The most recent being a theory that a 2010 episode of the show, titled “Lisa Simpson, This Isn’t Your Life”, predicted the UK’s ongoing fuel crisis.

Following reports of a shortage of more than 100,000 HGV drivers in the UK, many drivers have been panic-buying petro, leading to emptied stations just hours after refuelling.

This has been compared to The Simpsons scene where Homer can be seen filling his car boot up with 1,000 gallons of fuel to win a promotional toy for his daughter Maggie.

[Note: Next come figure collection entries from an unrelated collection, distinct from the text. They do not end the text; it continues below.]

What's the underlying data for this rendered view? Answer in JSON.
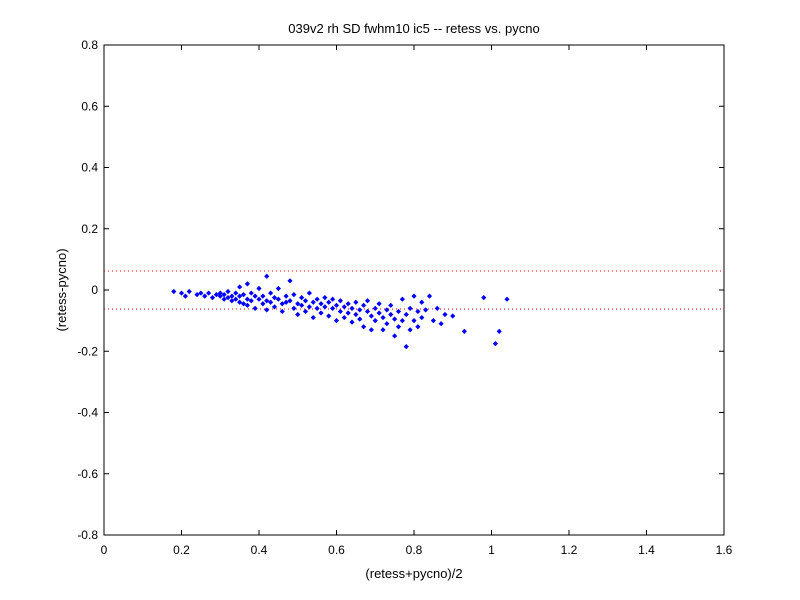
{
  "chart_data": {
    "type": "scatter",
    "title": "039v2 rh SD fwhm10 ic5 -- retess vs. pycno",
    "xlabel": "(retess+pycno)/2",
    "ylabel": "(retess-pycno)",
    "xlim": [
      0,
      1.6
    ],
    "ylim": [
      -0.8,
      0.8
    ],
    "xticks": [
      "0",
      "0.2",
      "0.4",
      "0.6",
      "0.8",
      "1",
      "1.2",
      "1.4",
      "1.6"
    ],
    "yticks": [
      "0.8",
      "0.6",
      "0.4",
      "0.2",
      "0",
      "-0.2",
      "-0.4",
      "-0.6",
      "-0.8"
    ],
    "grid": false,
    "colors": {
      "points": "#0000ff",
      "reference_lines": "#ff0000"
    },
    "reference_lines": [
      0.062,
      -0.062
    ],
    "series": [
      {
        "marker": "diamond",
        "points": [
          [
            0.18,
            -0.005
          ],
          [
            0.2,
            -0.01
          ],
          [
            0.21,
            -0.02
          ],
          [
            0.22,
            -0.005
          ],
          [
            0.24,
            -0.015
          ],
          [
            0.25,
            -0.01
          ],
          [
            0.26,
            -0.02
          ],
          [
            0.27,
            -0.01
          ],
          [
            0.28,
            -0.025
          ],
          [
            0.29,
            -0.015
          ],
          [
            0.3,
            -0.02
          ],
          [
            0.3,
            -0.01
          ],
          [
            0.31,
            -0.03
          ],
          [
            0.31,
            -0.015
          ],
          [
            0.32,
            -0.005
          ],
          [
            0.32,
            -0.025
          ],
          [
            0.33,
            -0.035
          ],
          [
            0.33,
            -0.02
          ],
          [
            0.34,
            -0.01
          ],
          [
            0.34,
            -0.03
          ],
          [
            0.35,
            0.01
          ],
          [
            0.35,
            -0.04
          ],
          [
            0.35,
            -0.02
          ],
          [
            0.36,
            -0.015
          ],
          [
            0.36,
            -0.045
          ],
          [
            0.37,
            0.02
          ],
          [
            0.37,
            -0.03
          ],
          [
            0.37,
            -0.05
          ],
          [
            0.38,
            -0.01
          ],
          [
            0.38,
            -0.035
          ],
          [
            0.39,
            -0.02
          ],
          [
            0.39,
            -0.06
          ],
          [
            0.4,
            -0.03
          ],
          [
            0.4,
            0.005
          ],
          [
            0.41,
            -0.045
          ],
          [
            0.41,
            -0.02
          ],
          [
            0.42,
            0.045
          ],
          [
            0.42,
            -0.035
          ],
          [
            0.42,
            -0.065
          ],
          [
            0.43,
            -0.01
          ],
          [
            0.43,
            -0.04
          ],
          [
            0.44,
            -0.025
          ],
          [
            0.44,
            -0.055
          ],
          [
            0.45,
            -0.03
          ],
          [
            0.45,
            0.005
          ],
          [
            0.46,
            -0.045
          ],
          [
            0.46,
            -0.07
          ],
          [
            0.47,
            -0.02
          ],
          [
            0.47,
            -0.04
          ],
          [
            0.48,
            0.03
          ],
          [
            0.48,
            -0.035
          ],
          [
            0.49,
            -0.06
          ],
          [
            0.49,
            -0.015
          ],
          [
            0.5,
            -0.045
          ],
          [
            0.5,
            -0.08
          ],
          [
            0.51,
            -0.025
          ],
          [
            0.51,
            -0.05
          ],
          [
            0.52,
            -0.035
          ],
          [
            0.52,
            -0.07
          ],
          [
            0.53,
            -0.01
          ],
          [
            0.53,
            -0.055
          ],
          [
            0.54,
            -0.04
          ],
          [
            0.54,
            -0.09
          ],
          [
            0.55,
            -0.03
          ],
          [
            0.55,
            -0.06
          ],
          [
            0.56,
            -0.045
          ],
          [
            0.56,
            -0.075
          ],
          [
            0.57,
            -0.025
          ],
          [
            0.57,
            -0.055
          ],
          [
            0.58,
            -0.04
          ],
          [
            0.58,
            -0.085
          ],
          [
            0.59,
            -0.06
          ],
          [
            0.59,
            -0.03
          ],
          [
            0.6,
            -0.05
          ],
          [
            0.6,
            -0.1
          ],
          [
            0.61,
            -0.035
          ],
          [
            0.61,
            -0.07
          ],
          [
            0.62,
            -0.055
          ],
          [
            0.62,
            -0.09
          ],
          [
            0.63,
            -0.045
          ],
          [
            0.63,
            -0.075
          ],
          [
            0.64,
            -0.06
          ],
          [
            0.64,
            -0.105
          ],
          [
            0.65,
            -0.04
          ],
          [
            0.65,
            -0.08
          ],
          [
            0.66,
            -0.065
          ],
          [
            0.66,
            -0.095
          ],
          [
            0.67,
            -0.05
          ],
          [
            0.67,
            -0.12
          ],
          [
            0.68,
            -0.07
          ],
          [
            0.68,
            -0.035
          ],
          [
            0.69,
            -0.085
          ],
          [
            0.69,
            -0.13
          ],
          [
            0.7,
            -0.06
          ],
          [
            0.7,
            -0.1
          ],
          [
            0.71,
            -0.075
          ],
          [
            0.71,
            -0.045
          ],
          [
            0.72,
            -0.09
          ],
          [
            0.72,
            -0.13
          ],
          [
            0.73,
            -0.065
          ],
          [
            0.73,
            -0.11
          ],
          [
            0.74,
            -0.08
          ],
          [
            0.74,
            -0.05
          ],
          [
            0.75,
            -0.095
          ],
          [
            0.75,
            -0.15
          ],
          [
            0.76,
            -0.07
          ],
          [
            0.76,
            -0.12
          ],
          [
            0.77,
            -0.03
          ],
          [
            0.77,
            -0.1
          ],
          [
            0.78,
            -0.185
          ],
          [
            0.78,
            -0.08
          ],
          [
            0.79,
            -0.06
          ],
          [
            0.79,
            -0.13
          ],
          [
            0.8,
            -0.1
          ],
          [
            0.8,
            -0.02
          ],
          [
            0.81,
            -0.07
          ],
          [
            0.81,
            -0.12
          ],
          [
            0.82,
            -0.09
          ],
          [
            0.82,
            -0.04
          ],
          [
            0.83,
            -0.065
          ],
          [
            0.84,
            -0.02
          ],
          [
            0.85,
            -0.1
          ],
          [
            0.86,
            -0.06
          ],
          [
            0.87,
            -0.11
          ],
          [
            0.88,
            -0.08
          ],
          [
            0.9,
            -0.085
          ],
          [
            0.93,
            -0.135
          ],
          [
            0.98,
            -0.025
          ],
          [
            1.01,
            -0.175
          ],
          [
            1.02,
            -0.135
          ],
          [
            1.04,
            -0.03
          ]
        ]
      }
    ]
  }
}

The clip has since gone viral on Twitter, with many people saying that Matt Groening, the creator of the show, is a “time traveller.”

One person said: “Convinced the guy that made The Simpsons is definitely a time traveller.”

“How do they keep doing this?” asked another.

A third wrote: “At this rate, we might as well just plan ahead using Simpson episodes. We’re living in the Matrix!”

While a fourth put: “So we are basically in an episode of the Simpsons… great.”

This isn’t the first time The Simpsons has supposedly foreseen events happening.

Previously, the show “predicted” occurrences such as the election of Donald Trump as US president, the Ebola Virus and the Capitol Riots.

Before that, the 1993 episode ‘Marge in Chains’, saw people of Springfield panic buying when a deadly virus came over to Springfield from Japan.

The spooky scenes were compared to the coronavirus outbreak, where many Brits rushed to the supermarket to stock up on essentials like toilet rolls and pasta.

In the episode, children with symptoms of the Osaka Flu were asked to stay home from school, which infuriated Bart no end as he deemed himself well enough to go in.